Les menaces de Trump envers l’OTAN pourraient avoir de lourdes implications pour le Canada

0
135
Le chef d'état-major de la Défense du Canada, Jonathan Vance (à droite), assiste à la réunion du comité militaire de l'OTAN, à Bruxelles, le 21 janvier 2016. (OTAN)
Temps de lecture estimé : 3 minutes
Le chef d’état-major de la Défense du Canada, Jonathan Vance (à droite), assiste à la réunion du comité militaire de l’OTAN, à Bruxelles, le 21 janvier 2016. (Archives/OTAN)

Le rôle du Canada au sein de l’OTAN devra s’accentuer si les États-Unis se retiraient de l’alliance, comme le laissent supposer certains commentaires commentaires du président élu Donald Trump, a annoncé le Comité permanent des affaires étrangères et du développement international du Parlement canadien.

Un membre libéral du Parlement, Bob Nault, cautionne que le Canada et ses partenaires doivent comprendre quelle forme finale la politique étrangère des États-Unis prendra après l’investiture de Donald Trump vendredi, rapporte le National Post.

Le gouvernement Canadien maintient sa position actuelle sur son implication dans l’OTAN et son soutien à l’Ukraine face à l’annexion illégale de la Crimée.

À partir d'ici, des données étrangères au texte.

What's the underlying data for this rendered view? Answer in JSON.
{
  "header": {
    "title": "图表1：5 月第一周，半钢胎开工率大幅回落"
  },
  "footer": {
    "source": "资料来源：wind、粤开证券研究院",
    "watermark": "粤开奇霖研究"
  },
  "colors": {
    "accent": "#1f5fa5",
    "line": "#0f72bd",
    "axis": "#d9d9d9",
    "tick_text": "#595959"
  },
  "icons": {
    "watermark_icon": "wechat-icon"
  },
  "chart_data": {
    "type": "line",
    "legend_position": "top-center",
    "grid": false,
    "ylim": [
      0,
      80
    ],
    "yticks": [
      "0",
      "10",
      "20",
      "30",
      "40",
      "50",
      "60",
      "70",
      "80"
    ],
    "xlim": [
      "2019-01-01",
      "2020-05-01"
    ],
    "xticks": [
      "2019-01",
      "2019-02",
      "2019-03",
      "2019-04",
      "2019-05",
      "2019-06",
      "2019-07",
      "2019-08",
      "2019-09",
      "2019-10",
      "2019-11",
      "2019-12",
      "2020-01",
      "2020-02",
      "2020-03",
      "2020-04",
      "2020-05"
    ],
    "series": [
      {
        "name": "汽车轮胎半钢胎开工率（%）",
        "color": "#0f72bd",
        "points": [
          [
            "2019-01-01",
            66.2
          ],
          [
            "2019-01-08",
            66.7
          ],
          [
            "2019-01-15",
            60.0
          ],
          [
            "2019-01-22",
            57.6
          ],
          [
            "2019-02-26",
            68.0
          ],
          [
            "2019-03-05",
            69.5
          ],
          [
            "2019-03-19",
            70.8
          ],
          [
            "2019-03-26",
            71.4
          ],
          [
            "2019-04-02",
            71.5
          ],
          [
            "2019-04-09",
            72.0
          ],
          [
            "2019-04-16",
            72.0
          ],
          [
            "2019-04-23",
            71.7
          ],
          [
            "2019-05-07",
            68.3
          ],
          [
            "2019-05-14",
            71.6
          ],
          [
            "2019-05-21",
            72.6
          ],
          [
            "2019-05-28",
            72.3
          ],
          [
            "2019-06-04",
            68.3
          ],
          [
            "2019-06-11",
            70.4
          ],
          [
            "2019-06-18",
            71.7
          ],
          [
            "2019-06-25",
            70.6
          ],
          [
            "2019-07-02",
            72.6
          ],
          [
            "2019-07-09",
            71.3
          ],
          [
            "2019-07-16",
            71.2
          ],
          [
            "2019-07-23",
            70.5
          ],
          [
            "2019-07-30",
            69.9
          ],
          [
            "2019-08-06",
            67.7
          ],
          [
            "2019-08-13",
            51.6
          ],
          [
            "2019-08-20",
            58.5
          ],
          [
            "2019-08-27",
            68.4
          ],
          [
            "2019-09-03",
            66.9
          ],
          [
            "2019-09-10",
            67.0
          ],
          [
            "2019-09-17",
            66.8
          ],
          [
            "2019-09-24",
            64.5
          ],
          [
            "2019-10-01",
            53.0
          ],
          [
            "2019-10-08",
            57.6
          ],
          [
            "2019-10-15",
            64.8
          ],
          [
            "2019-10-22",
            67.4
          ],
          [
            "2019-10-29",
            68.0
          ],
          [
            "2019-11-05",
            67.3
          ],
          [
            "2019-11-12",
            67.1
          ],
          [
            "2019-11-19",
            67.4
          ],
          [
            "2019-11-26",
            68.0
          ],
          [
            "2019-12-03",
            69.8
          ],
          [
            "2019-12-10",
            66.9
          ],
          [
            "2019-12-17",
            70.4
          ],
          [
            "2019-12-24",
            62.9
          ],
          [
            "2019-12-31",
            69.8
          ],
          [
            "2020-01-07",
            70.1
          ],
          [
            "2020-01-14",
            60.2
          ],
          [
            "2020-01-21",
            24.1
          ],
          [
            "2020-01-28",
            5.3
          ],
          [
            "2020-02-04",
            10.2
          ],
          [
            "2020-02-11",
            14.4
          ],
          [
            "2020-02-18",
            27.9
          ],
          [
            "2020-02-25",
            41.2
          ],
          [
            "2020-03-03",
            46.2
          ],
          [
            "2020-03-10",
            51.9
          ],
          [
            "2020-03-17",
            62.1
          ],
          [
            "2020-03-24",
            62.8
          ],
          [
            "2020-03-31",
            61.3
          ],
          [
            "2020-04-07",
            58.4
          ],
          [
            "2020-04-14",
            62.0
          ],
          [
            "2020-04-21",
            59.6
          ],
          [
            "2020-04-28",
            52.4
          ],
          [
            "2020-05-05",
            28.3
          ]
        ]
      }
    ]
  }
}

Le porte-parole de Chrystia Freeland, la Ministre des Affaires Étrangères, a dit que « le Canada reste un membre dévoué de l’OTAN; nous avons fait partie de chacune de ses missions depuis sa création. »

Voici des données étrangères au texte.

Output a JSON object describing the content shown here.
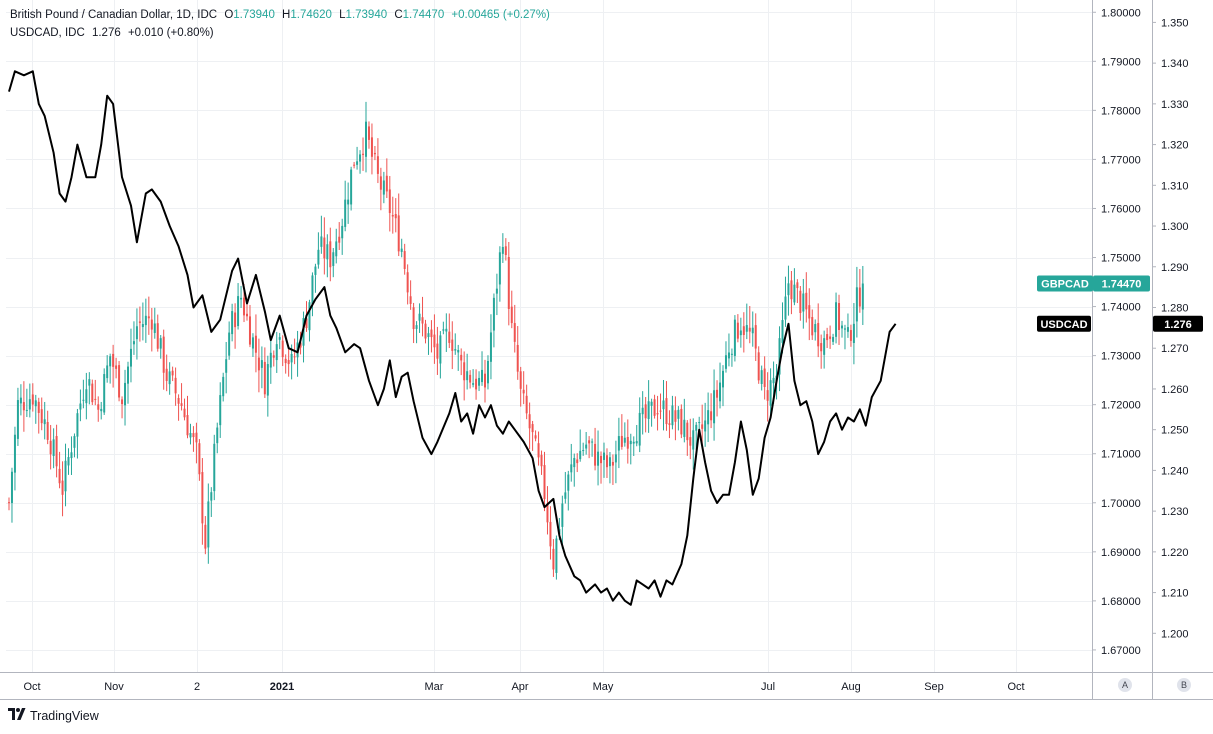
{
  "legend": {
    "main_title": "British Pound / Canadian Dollar, 1D, IDC",
    "o_label": "O",
    "o_value": "1.73940",
    "h_label": "H",
    "h_value": "1.74620",
    "l_label": "L",
    "l_value": "1.73940",
    "c_label": "C",
    "c_value": "1.74470",
    "change": "+0.00465 (+0.27%)",
    "compare_title": "USDCAD, IDC",
    "compare_value": "1.276",
    "compare_change": "+0.010 (+0.80%)"
  },
  "branding": {
    "logo_text": "TradingView"
  },
  "scale_buttons": {
    "a": "A",
    "b": "B"
  },
  "colors": {
    "up": "#26a69a",
    "down": "#ef5350",
    "compare_line": "#000000",
    "grid": "#eef0f3",
    "axis": "#b2b5be"
  },
  "chart_data": {
    "type": "candlestick",
    "xlabels": [
      "Oct",
      "Nov",
      "2",
      "2021",
      "Mar",
      "Apr",
      "May",
      "Jul",
      "Aug",
      "Sep",
      "Oct"
    ],
    "ylabel_right_primary_ticks": [
      "1.80000",
      "1.79000",
      "1.78000",
      "1.77000",
      "1.76000",
      "1.75000",
      "1.74000",
      "1.73000",
      "1.72000",
      "1.71000",
      "1.70000",
      "1.69000",
      "1.68000",
      "1.67000"
    ],
    "ylabel_right_secondary_ticks": [
      "1.350",
      "1.340",
      "1.330",
      "1.320",
      "1.310",
      "1.300",
      "1.290",
      "1.280",
      "1.270",
      "1.260",
      "1.250",
      "1.240",
      "1.230",
      "1.220",
      "1.210",
      "1.200"
    ],
    "ylim_primary": [
      1.6655,
      1.8025
    ],
    "ylim_secondary": [
      1.1905,
      1.3555
    ],
    "series": [
      {
        "name": "GBPCAD",
        "axis_label": "1.74470",
        "type": "candlestick",
        "close_anchors": [
          [
            0,
            1.7
          ],
          [
            3,
            1.72
          ],
          [
            8,
            1.722
          ],
          [
            13,
            1.715
          ],
          [
            18,
            1.703
          ],
          [
            22,
            1.715
          ],
          [
            26,
            1.726
          ],
          [
            30,
            1.719
          ],
          [
            34,
            1.73
          ],
          [
            38,
            1.722
          ],
          [
            43,
            1.736
          ],
          [
            48,
            1.738
          ],
          [
            53,
            1.726
          ],
          [
            58,
            1.72
          ],
          [
            63,
            1.71
          ],
          [
            66,
            1.692
          ],
          [
            70,
            1.715
          ],
          [
            74,
            1.735
          ],
          [
            78,
            1.742
          ],
          [
            82,
            1.733
          ],
          [
            86,
            1.725
          ],
          [
            90,
            1.735
          ],
          [
            95,
            1.728
          ],
          [
            100,
            1.738
          ],
          [
            104,
            1.752
          ],
          [
            108,
            1.75
          ],
          [
            112,
            1.758
          ],
          [
            116,
            1.77
          ],
          [
            120,
            1.775
          ],
          [
            124,
            1.766
          ],
          [
            128,
            1.76
          ],
          [
            132,
            1.752
          ],
          [
            136,
            1.738
          ],
          [
            140,
            1.735
          ],
          [
            144,
            1.73
          ],
          [
            148,
            1.735
          ],
          [
            152,
            1.728
          ],
          [
            156,
            1.725
          ],
          [
            160,
            1.724
          ],
          [
            163,
            1.74
          ],
          [
            166,
            1.755
          ],
          [
            169,
            1.735
          ],
          [
            172,
            1.722
          ],
          [
            176,
            1.713
          ],
          [
            180,
            1.702
          ],
          [
            183,
            1.688
          ],
          [
            186,
            1.7
          ],
          [
            190,
            1.709
          ],
          [
            194,
            1.712
          ],
          [
            198,
            1.709
          ],
          [
            202,
            1.707
          ],
          [
            206,
            1.713
          ],
          [
            210,
            1.715
          ],
          [
            214,
            1.717
          ],
          [
            218,
            1.72
          ],
          [
            222,
            1.718
          ],
          [
            226,
            1.716
          ],
          [
            230,
            1.712
          ],
          [
            234,
            1.716
          ],
          [
            238,
            1.722
          ],
          [
            242,
            1.732
          ],
          [
            246,
            1.737
          ],
          [
            250,
            1.733
          ],
          [
            254,
            1.722
          ],
          [
            258,
            1.726
          ],
          [
            262,
            1.745
          ],
          [
            266,
            1.741
          ],
          [
            270,
            1.736
          ],
          [
            274,
            1.733
          ],
          [
            278,
            1.738
          ],
          [
            282,
            1.733
          ],
          [
            285,
            1.741
          ],
          [
            287,
            1.7447
          ]
        ]
      },
      {
        "name": "USDCAD",
        "axis_label": "1.276",
        "type": "line",
        "close_anchors": [
          [
            0,
            1.333
          ],
          [
            2,
            1.338
          ],
          [
            5,
            1.337
          ],
          [
            8,
            1.338
          ],
          [
            10,
            1.33
          ],
          [
            12,
            1.327
          ],
          [
            15,
            1.318
          ],
          [
            17,
            1.308
          ],
          [
            19,
            1.306
          ],
          [
            21,
            1.312
          ],
          [
            23,
            1.32
          ],
          [
            26,
            1.312
          ],
          [
            29,
            1.312
          ],
          [
            31,
            1.32
          ],
          [
            33,
            1.332
          ],
          [
            35,
            1.33
          ],
          [
            38,
            1.312
          ],
          [
            41,
            1.305
          ],
          [
            43,
            1.296
          ],
          [
            46,
            1.308
          ],
          [
            48,
            1.309
          ],
          [
            51,
            1.306
          ],
          [
            54,
            1.3
          ],
          [
            57,
            1.295
          ],
          [
            60,
            1.288
          ],
          [
            62,
            1.28
          ],
          [
            65,
            1.283
          ],
          [
            68,
            1.274
          ],
          [
            71,
            1.277
          ],
          [
            75,
            1.289
          ],
          [
            77,
            1.292
          ],
          [
            80,
            1.281
          ],
          [
            83,
            1.288
          ],
          [
            86,
            1.279
          ],
          [
            88,
            1.272
          ],
          [
            91,
            1.278
          ],
          [
            94,
            1.27
          ],
          [
            97,
            1.269
          ],
          [
            100,
            1.278
          ],
          [
            103,
            1.282
          ],
          [
            106,
            1.285
          ],
          [
            108,
            1.278
          ],
          [
            110,
            1.275
          ],
          [
            113,
            1.269
          ],
          [
            116,
            1.271
          ],
          [
            118,
            1.27
          ],
          [
            121,
            1.262
          ],
          [
            124,
            1.256
          ],
          [
            126,
            1.26
          ],
          [
            128,
            1.267
          ],
          [
            130,
            1.258
          ],
          [
            132,
            1.263
          ],
          [
            134,
            1.264
          ],
          [
            136,
            1.257
          ],
          [
            139,
            1.248
          ],
          [
            142,
            1.244
          ],
          [
            144,
            1.247
          ],
          [
            148,
            1.254
          ],
          [
            150,
            1.259
          ],
          [
            152,
            1.252
          ],
          [
            154,
            1.254
          ],
          [
            156,
            1.249
          ],
          [
            158,
            1.256
          ],
          [
            160,
            1.253
          ],
          [
            162,
            1.256
          ],
          [
            164,
            1.251
          ],
          [
            166,
            1.249
          ],
          [
            168,
            1.252
          ],
          [
            170,
            1.25
          ],
          [
            173,
            1.247
          ],
          [
            176,
            1.243
          ],
          [
            178,
            1.235
          ],
          [
            180,
            1.231
          ],
          [
            183,
            1.233
          ],
          [
            185,
            1.224
          ],
          [
            187,
            1.219
          ],
          [
            190,
            1.214
          ],
          [
            192,
            1.213
          ],
          [
            194,
            1.21
          ],
          [
            197,
            1.212
          ],
          [
            199,
            1.21
          ],
          [
            201,
            1.211
          ],
          [
            203,
            1.208
          ],
          [
            205,
            1.21
          ],
          [
            207,
            1.208
          ],
          [
            209,
            1.207
          ],
          [
            211,
            1.213
          ],
          [
            213,
            1.212
          ],
          [
            215,
            1.211
          ],
          [
            217,
            1.213
          ],
          [
            219,
            1.209
          ],
          [
            221,
            1.213
          ],
          [
            223,
            1.212
          ],
          [
            226,
            1.217
          ],
          [
            228,
            1.224
          ],
          [
            230,
            1.238
          ],
          [
            232,
            1.25
          ],
          [
            234,
            1.242
          ],
          [
            236,
            1.235
          ],
          [
            238,
            1.232
          ],
          [
            240,
            1.234
          ],
          [
            242,
            1.234
          ],
          [
            244,
            1.242
          ],
          [
            246,
            1.252
          ],
          [
            248,
            1.245
          ],
          [
            250,
            1.234
          ],
          [
            252,
            1.238
          ],
          [
            254,
            1.248
          ],
          [
            256,
            1.253
          ],
          [
            258,
            1.262
          ],
          [
            260,
            1.27
          ],
          [
            262,
            1.276
          ],
          [
            264,
            1.262
          ],
          [
            266,
            1.256
          ],
          [
            268,
            1.257
          ],
          [
            270,
            1.252
          ],
          [
            272,
            1.244
          ],
          [
            274,
            1.247
          ],
          [
            276,
            1.252
          ],
          [
            278,
            1.254
          ],
          [
            280,
            1.25
          ],
          [
            282,
            1.253
          ],
          [
            284,
            1.252
          ],
          [
            286,
            1.255
          ],
          [
            288,
            1.251
          ],
          [
            290,
            1.258
          ],
          [
            293,
            1.262
          ],
          [
            296,
            1.274
          ],
          [
            298,
            1.276
          ]
        ]
      }
    ],
    "grid": true,
    "legend_position": "top-left"
  }
}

Le Canada est l’un des quatre pays qui joue un rôle majeur dans le renforcement militaire de l’OTAN en Europe de l’est, avec la contribution d’un personnel de 450 individus en Lituanie.

Nault maintient que le Canada restera fidèle à l’alliance, qui serait alors lourdement affaibli si son plus grand contributeur militaire et financier diminuait son implication.

« Cela signifie que ce seront des pays tels que le notre qui devront mettre d’avantage d’efforts, » a dit Nault lors d’un interview ce lundi.

Nault et le reste du Comité se rendront en Lituanie et en Pologne, deux des membres de l’OTAN de l’Europe de l’est et des voisins plutôt nerveux de la Russie.

Nault a annoncé que son Comité va rencontrer les officiels européens pour discuter du rôle continuel de l’OTAN, la situation dans la région, et si les sanctions envers la Russie sont efficaces ou non.

Le Comité voyagera aussi en Ukraine et au Kazakhstan lors de cette mission d’enquête de douze jours.

La visite semble être à l’ordre du jour, avec les compliments fréquents de Trump pour son homologue russe et ses critiques de l’OTAN.

Trump a aussi dit qu’il pourrait mettre fin aux sanctions imposés sur la Russie depuis l’annexion de la Crimée en 2014, en échange pour un accord de réduction d’armes de destruction massive.

Le nouveau Secrétaire de la Défense, James Mattis, a tout de même évoqué le danger que pose la Russie et a promis de faire opposition à Trump si cela était nécessaire.

Selon les changements que la présidence de Trump apportera, le Canada devra décider où et comment se déploieront ses ressources militaires, et si une augmentation des dépenses en termes de défense sera nécessaire.

Cela amène des implications financières lourdes pour le Canada, qui est 23ème en termes de contributions à l’OTAN avec 0.99 pour cent de son PIB pour la défense, un chiffre bien en dessous de l’objectif de l’alliance de deux pour cent.

Les États-Unis font partie des cinq pays à contribuer le taux demandé, et Barack Obama avait déjà recommandé au Canada de contribuer davantage.

Les accords militaires signés aujourd’hui entre les États-Unis, la Lituanie et l’Estonie officialisent la présence de troupes américaines et faciliteront l’organisation d’exercices militaires.

Le nouveau président est précédé de nombreuses incertitudes mais cela ne signifie pas forcément la fin de la présence américaine en Europe, mais plutôt un rappel à leurs responsabilités pour les autres membres de l’OTAN.